As to the fairness question, the film notes the obvious circularity of the argument: If everyone were permitted to use anabolic steroids, then no one would be gaining an unfair advantage by doing so. Bell also suggests that we have no non-arbitrary criteria for distinguishing between permissible interventions---such as laser eye surgery---and impermissible ones.
This further point is not entirely persuasive. Sure, we have no precise rule for distinguishing legitimate from illegitimate enhancements, but we have rough principles. Thus, the right question to ask about the use of "Cheetahs" by Oscar Pistorius is whether they confer a mechanical advantage over human legs and feet. The Court of Arbitration for Sport said there wasn't good evidence that they do, so Pistorius can use them in international competition. (Full disclosure: Dewey & LeBoeuf, where I moonlight as a lawyer, represented Pistorius pro bono, although I didn't work on his case.) But someone whose prosthetics consisted of, say, wheels, or a non-disabled runner who wanted to "run" the marathon in rollerblades, would clearly be gaining an unfair advantage. It's true that this would not be unfair if everyone were allowed to use rollerblades, but then the character of the marathon would have been changed dramatically. (Justice Scalia made a similar point about golf carts---unpersuasively but not unreasonably in my view---in his dissent in the Casey Martin case in 2001.)
Accordingly, one further reason we might have for wanting to forbid anabolic steroids and/or other performance-enhancing drugs from sports is that permitting them changes the underlying sport in ways we don't like.
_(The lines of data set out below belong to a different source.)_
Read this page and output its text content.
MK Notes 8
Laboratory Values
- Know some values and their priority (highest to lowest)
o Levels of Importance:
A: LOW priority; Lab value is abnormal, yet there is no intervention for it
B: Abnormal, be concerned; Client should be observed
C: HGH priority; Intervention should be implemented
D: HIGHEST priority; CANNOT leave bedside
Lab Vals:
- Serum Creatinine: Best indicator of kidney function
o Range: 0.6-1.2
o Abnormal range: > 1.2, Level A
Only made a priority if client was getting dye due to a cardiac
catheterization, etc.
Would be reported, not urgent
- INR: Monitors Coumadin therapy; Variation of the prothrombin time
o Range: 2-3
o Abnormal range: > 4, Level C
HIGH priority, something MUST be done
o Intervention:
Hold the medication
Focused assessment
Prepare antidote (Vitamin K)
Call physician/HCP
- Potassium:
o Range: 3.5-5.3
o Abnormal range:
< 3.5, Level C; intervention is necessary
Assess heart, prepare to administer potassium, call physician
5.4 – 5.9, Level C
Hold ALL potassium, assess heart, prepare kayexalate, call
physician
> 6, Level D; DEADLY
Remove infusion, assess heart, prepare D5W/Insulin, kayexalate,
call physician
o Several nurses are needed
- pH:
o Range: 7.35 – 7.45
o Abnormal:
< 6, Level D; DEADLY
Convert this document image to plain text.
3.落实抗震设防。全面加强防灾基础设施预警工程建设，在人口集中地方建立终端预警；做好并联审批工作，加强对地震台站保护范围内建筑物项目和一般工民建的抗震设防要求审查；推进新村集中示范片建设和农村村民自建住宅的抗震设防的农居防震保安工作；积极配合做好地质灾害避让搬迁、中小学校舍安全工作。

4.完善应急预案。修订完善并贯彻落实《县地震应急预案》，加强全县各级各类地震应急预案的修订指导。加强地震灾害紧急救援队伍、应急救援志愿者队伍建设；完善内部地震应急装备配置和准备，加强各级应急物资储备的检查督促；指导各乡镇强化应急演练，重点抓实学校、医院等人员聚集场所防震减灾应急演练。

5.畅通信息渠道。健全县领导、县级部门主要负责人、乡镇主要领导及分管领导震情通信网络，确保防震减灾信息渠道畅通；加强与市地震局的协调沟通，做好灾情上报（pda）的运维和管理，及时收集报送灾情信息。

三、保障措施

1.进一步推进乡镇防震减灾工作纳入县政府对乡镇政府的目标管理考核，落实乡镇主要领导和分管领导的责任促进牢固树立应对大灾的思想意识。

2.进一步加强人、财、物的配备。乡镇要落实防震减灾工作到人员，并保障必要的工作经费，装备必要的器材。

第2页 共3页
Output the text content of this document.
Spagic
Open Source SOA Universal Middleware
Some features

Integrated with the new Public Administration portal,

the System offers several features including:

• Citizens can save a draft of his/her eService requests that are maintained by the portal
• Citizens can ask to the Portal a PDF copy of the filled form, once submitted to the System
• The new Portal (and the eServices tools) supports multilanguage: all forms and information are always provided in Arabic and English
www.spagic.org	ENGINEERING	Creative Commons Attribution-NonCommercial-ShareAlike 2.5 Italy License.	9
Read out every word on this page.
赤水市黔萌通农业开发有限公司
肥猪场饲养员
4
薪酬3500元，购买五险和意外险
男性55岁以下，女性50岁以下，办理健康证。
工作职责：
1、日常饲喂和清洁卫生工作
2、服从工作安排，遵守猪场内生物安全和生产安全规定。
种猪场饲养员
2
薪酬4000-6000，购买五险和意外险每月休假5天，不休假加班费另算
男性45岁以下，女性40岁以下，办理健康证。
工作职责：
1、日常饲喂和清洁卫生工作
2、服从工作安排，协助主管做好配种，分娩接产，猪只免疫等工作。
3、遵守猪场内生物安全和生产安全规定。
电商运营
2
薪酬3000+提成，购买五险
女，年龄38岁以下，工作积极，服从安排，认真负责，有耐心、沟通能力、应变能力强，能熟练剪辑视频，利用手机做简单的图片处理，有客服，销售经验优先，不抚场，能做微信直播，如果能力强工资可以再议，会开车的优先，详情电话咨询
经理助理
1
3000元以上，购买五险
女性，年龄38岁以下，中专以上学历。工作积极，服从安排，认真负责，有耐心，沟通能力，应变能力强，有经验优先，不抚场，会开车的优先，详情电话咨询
Just as we don't want to see a marathon on rollerblades (at least I don't), so we might not want to see other sports played by hyper-muscled giants. Except that---and this is one of Bell's primary points---we often do: Baseball fans loved the extra home runs produced by the extra muscles. And even if we didn't want to see McGwire and Sosa go at it, the cat-and-mouse game of monitoring athletes' use of these drugs is a huge administrative cost that must be counted against a banning regime.
That leaves just one rationale for forbidding anabolic steroids from big-time sports: These drugs appear to be more harmful in children/teenagers than in adults, and certainly for kids who will never be professional athletes but think they will, the risk/benefit ratio of the drugs should counsel against their use. By permitting open anabolic steroid use in professional sports, we would be encouraging their use among minors. This is not a bad rationale for banning anabolic steroid use in big-time sports, although it also might apply to other substances: alcohol and tobacco are sold legally to adults but not minors, thereby undoubtedly conveying the impression to some minors that use of such substances is "grown up." If we accept a regime of legal-for-adults-but-illegal-for-minors for alcohol and tobacco, one could ask, why not for anabolic steroids?
In any event, whatever one thinks of the role-model argument with respect to humans, it's pretty clearly inapplicable to horse racing. Young thoroughbreds are not looking at Big Brown to decide whether to take steroids. Perhaps the steroids are bad for equine health, but among the terrible things that humans do to non-human animals---including to thoroughbred race horses---giving them steroids has to be pretty far down on the list of abuses.